A new book on the "architect-in-chief" of the 1937 Constitution fills a "significant lacuna" in Irish legal history, according to the Chief Justice Susan Denham.
Ms Justice Denham on Friday night launched a biography of John Hearne, barrister and a legal adviser to the Government in the 1930s, whose full role in the preparation of the Irish Constitution is becoming more widely known.
The event took place at a conference being held all weekend in Waterford, organised by the Waterford Treasures Museum, to mark the 80th anniversary of the adoption of the Constitution.
Much is known, Ms Justice Denham said, in other jurisdictions about the drafters of constitutions and about the “whole legal paraphernalia” that has grown around their judicial systems.
“That has been really absent in Ireland and that’s why this book is so important because it brings to the fore one of the key people in drafting the Constitution of Ireland.”

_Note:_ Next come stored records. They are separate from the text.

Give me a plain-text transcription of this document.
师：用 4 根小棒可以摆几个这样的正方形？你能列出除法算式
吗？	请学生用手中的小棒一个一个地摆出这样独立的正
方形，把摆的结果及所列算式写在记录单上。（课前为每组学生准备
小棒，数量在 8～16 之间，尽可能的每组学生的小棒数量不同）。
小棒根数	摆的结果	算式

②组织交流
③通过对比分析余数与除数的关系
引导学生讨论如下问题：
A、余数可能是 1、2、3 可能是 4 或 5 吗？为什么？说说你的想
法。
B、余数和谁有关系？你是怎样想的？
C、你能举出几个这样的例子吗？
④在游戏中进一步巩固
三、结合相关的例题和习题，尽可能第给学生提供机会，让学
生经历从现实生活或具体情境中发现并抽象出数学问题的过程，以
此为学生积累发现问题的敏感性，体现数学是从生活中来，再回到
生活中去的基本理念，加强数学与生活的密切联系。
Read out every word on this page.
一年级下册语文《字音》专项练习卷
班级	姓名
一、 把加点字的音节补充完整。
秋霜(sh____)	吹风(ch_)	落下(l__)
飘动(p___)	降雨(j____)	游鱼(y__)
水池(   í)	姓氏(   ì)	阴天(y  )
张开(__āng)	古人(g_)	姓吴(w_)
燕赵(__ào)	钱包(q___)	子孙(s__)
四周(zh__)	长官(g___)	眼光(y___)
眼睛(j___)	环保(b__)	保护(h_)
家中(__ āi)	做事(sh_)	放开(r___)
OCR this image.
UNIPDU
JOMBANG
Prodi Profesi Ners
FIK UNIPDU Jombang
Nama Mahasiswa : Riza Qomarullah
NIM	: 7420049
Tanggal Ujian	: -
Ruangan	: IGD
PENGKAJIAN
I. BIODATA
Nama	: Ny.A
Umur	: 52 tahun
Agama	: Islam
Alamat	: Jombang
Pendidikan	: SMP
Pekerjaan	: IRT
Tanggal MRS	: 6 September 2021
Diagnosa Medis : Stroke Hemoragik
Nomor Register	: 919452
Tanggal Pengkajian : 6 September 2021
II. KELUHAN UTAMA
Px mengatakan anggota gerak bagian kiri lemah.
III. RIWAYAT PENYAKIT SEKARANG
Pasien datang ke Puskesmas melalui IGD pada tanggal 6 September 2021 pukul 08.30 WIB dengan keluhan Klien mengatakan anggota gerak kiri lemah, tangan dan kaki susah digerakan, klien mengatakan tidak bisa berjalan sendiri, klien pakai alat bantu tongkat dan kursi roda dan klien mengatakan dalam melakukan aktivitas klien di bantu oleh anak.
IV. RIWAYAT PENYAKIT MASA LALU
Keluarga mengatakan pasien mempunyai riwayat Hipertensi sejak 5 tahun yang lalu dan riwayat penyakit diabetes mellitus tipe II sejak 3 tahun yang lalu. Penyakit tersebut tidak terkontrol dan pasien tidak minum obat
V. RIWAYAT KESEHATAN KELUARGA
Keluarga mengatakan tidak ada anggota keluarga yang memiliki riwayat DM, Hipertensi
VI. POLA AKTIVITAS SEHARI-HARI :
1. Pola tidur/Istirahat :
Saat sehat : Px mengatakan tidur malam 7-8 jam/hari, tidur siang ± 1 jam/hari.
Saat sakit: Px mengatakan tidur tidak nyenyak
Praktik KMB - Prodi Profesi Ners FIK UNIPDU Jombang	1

The biography was written by historian Dr Eugene Broderick and published by Irish Academic Press.
“Until fairly recently it was believed that president Éamon de Valera drafted, essentially, the Constitution but groundbreaking research in recent years by historians and lawyers has yielded a virtual treasure trove of information, original documents surrounding the drafting process and it has shed light on the reality,” the Chief Justice said.
‘Outstanding calibre’
She said the reality is that a public servant of “outstanding calibre”, John Hearne, was at the coalface of the drafting of that document and was involved at all key stages.
Dr Broderick also poured cold water on the commonly-held belief that the former Archbishop of Dublin, Dr John Charles McQuaid, was heavily involved in writing the Constitution.
“We had the notion that John Charles McQuaid, according to one of his biographers, was the co-author of the Constitution. He was nothing of the sort.”
McQuaid wasn’t even the archbishop in 1937, he pointed out, but a priest and headmaster of Blackrock College.
Meanwhile, de Valera himself “did very little to disabuse people of that notion” that he himself had written the Constitution, Dr Broderick told the conference.
However, on the day it came into force in 1937, he wrote an inscription on the Waterford-born John Hearne’s copy of the document, “not for public consumption”, describing Hearne as “architect-in-chief and draftsman of this Constitution”.
Criticised
A keynote speech was given by former minister for justice and attorney general, Senator Michael McDowell, who once again criticised the Government’s proposed legislation on a new judicial appointments board.
One of his main criticisms was the proposal that the Government should be given three recommendations for a judicial vacancy, rather than the current seven, by the new board and would not be told of any other applicants for a post. “That proposed change in the law, in my view, strikes a damaging blow to the right of government to be fully informed of the choice available in the exercise of its constitutional power and to appoint persons whom the government considers most suitable for higher judicial office.”